Using that rate and calculating backward, she and Nirvana dated the last common ancestor of HIV, the virus from which all present variations descended, to 1931. If Korber is right, the virus must have jumped from monkeys to humans before that date and well before Koprowski was trying out his vaccine. Korber published her results in the journal Nature in 2000.
 
While Korber and her computer contributed a time line to the debate, Hahn has traipsed through the jungles of Africa picking up chimp feces and urine. Analyzing those samples for genetic traces of SIV, she has found that different subspecies of chimpanzees harbor different variants of SIV, and only one of those variants is the likely ancestor of HIV-1, the virus responsible for infecting more than 60 million people worldwide.
 
"In 1999 we published a paper in Nature that said that not all chimpanzee viruses are the likely source of HIV-1, only those found in West Central Africa are," said Hahn. Hahn's findings place the probable origin of the epidemic west of Koprowski's vaccination campaign.
 
More recently, Hahn and Worobey published findings from a trip last year to the Democratic Republic of the Congo in the April 22, 2004, issue of Nature. The team went to the region where Koprowski's vaccine campaign was carried out and collected 97 fecal and urine samples.

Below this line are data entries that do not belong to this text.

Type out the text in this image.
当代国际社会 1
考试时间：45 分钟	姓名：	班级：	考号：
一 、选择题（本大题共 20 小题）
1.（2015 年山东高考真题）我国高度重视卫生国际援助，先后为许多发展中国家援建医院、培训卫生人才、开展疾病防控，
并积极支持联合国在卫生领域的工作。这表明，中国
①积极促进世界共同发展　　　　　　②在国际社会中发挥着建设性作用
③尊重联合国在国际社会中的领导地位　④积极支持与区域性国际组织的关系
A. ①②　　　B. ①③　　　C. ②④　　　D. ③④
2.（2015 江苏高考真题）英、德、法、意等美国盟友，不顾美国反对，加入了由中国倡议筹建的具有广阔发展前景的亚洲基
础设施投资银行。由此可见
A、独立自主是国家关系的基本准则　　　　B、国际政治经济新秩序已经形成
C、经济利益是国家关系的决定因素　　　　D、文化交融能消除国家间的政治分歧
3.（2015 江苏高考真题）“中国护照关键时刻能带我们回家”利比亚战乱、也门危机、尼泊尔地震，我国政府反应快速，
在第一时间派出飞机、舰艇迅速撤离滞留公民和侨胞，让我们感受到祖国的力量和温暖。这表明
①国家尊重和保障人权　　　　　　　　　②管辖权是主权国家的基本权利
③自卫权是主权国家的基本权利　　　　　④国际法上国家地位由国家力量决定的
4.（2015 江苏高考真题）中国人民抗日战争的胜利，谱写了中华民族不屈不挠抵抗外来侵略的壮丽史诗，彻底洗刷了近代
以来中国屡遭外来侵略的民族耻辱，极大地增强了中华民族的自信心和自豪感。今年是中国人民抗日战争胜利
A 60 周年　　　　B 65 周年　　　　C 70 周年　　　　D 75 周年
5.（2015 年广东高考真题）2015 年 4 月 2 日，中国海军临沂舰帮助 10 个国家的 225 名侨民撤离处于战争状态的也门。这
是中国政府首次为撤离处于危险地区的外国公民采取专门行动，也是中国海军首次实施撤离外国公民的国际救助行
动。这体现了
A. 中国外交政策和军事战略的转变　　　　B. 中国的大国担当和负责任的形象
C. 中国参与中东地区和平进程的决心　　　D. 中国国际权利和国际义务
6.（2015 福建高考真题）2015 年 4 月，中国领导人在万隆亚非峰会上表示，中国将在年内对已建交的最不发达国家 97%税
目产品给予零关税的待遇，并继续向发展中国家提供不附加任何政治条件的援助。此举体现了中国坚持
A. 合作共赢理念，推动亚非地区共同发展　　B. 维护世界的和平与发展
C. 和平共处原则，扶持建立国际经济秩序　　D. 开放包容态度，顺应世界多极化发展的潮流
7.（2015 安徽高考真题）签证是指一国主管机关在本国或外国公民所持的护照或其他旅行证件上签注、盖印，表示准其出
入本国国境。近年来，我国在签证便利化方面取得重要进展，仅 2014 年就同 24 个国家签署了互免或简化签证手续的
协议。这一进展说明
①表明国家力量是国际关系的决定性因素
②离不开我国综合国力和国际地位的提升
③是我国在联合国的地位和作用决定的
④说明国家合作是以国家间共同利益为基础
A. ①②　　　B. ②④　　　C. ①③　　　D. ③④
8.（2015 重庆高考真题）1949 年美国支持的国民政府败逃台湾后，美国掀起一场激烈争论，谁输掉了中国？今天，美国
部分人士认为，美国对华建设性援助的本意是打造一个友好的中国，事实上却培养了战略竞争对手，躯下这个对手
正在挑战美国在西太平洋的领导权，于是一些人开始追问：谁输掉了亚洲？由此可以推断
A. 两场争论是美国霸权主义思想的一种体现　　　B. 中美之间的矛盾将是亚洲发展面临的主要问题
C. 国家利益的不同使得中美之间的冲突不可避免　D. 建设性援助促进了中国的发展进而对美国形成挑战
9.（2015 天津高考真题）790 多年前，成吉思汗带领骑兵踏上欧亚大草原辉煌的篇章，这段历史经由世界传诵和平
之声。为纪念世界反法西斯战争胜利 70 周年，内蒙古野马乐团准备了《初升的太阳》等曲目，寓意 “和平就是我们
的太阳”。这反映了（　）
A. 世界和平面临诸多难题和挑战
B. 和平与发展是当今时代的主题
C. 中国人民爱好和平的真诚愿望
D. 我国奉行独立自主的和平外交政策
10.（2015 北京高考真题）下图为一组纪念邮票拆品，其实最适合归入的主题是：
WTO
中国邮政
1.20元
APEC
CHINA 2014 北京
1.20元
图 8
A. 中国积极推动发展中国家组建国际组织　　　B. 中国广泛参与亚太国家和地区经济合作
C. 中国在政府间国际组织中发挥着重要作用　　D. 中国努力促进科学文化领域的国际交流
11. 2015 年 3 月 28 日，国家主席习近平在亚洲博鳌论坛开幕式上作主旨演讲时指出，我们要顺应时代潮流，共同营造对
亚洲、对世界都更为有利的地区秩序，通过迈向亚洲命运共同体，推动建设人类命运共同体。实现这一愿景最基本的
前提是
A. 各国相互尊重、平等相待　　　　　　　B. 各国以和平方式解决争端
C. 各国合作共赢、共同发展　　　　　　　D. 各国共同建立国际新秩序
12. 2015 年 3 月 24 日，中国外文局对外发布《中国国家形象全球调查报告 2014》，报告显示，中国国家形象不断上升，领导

One contained genetic traces of SIV, but it was not the right kind. "It was on the wrong branch of the phylogenetic tree," said Worobey. "So instead of being a sister virus to HIV-1, it was a distant cousin."
 
Some investigators agree with Hooper.
 
"What Hooper got right was the timing," said Preston Marx, chairman of the microbiology and immunology division at the Tulane National Primate Research Center. "It looks like it mostly happened after World War II and into the early '60s." Since the bushmeat trade was in place well before that, Marx thinks human intervention must have created the rapid spread in the second half of the century.
 
Still, Marx doesn't believe that chimpanzee kidneys were used to make Koprowski's vaccine, and, even if they were, he is unsure that the virus, which normally requires blood-to-blood or blood-to-mucosal transmission, could be passed through organs used in a vaccine.
 
Hahn and Worobey are both disturbed that although filmmakers Peix and Chappell interviewed them extensively and accompanied them on research trips, the film only features scientists sympathetic to Hooper.
 
"We were not doing a scientific debate," said the film's producer, Christine LeGoff, who wanted to tell Hooper's story because she thinks his idea has not been given a fair shake. LeGoff said she hopes to show the documentary in July at the XV International AIDS Conference in Bangkok, Thailand.
 
And so the debate rages on, but, according to Hahn, not for long. "We're going to do a comprehensive survey of chimpanzees across sub-Saharan Africa. Five years from now this will all be moot."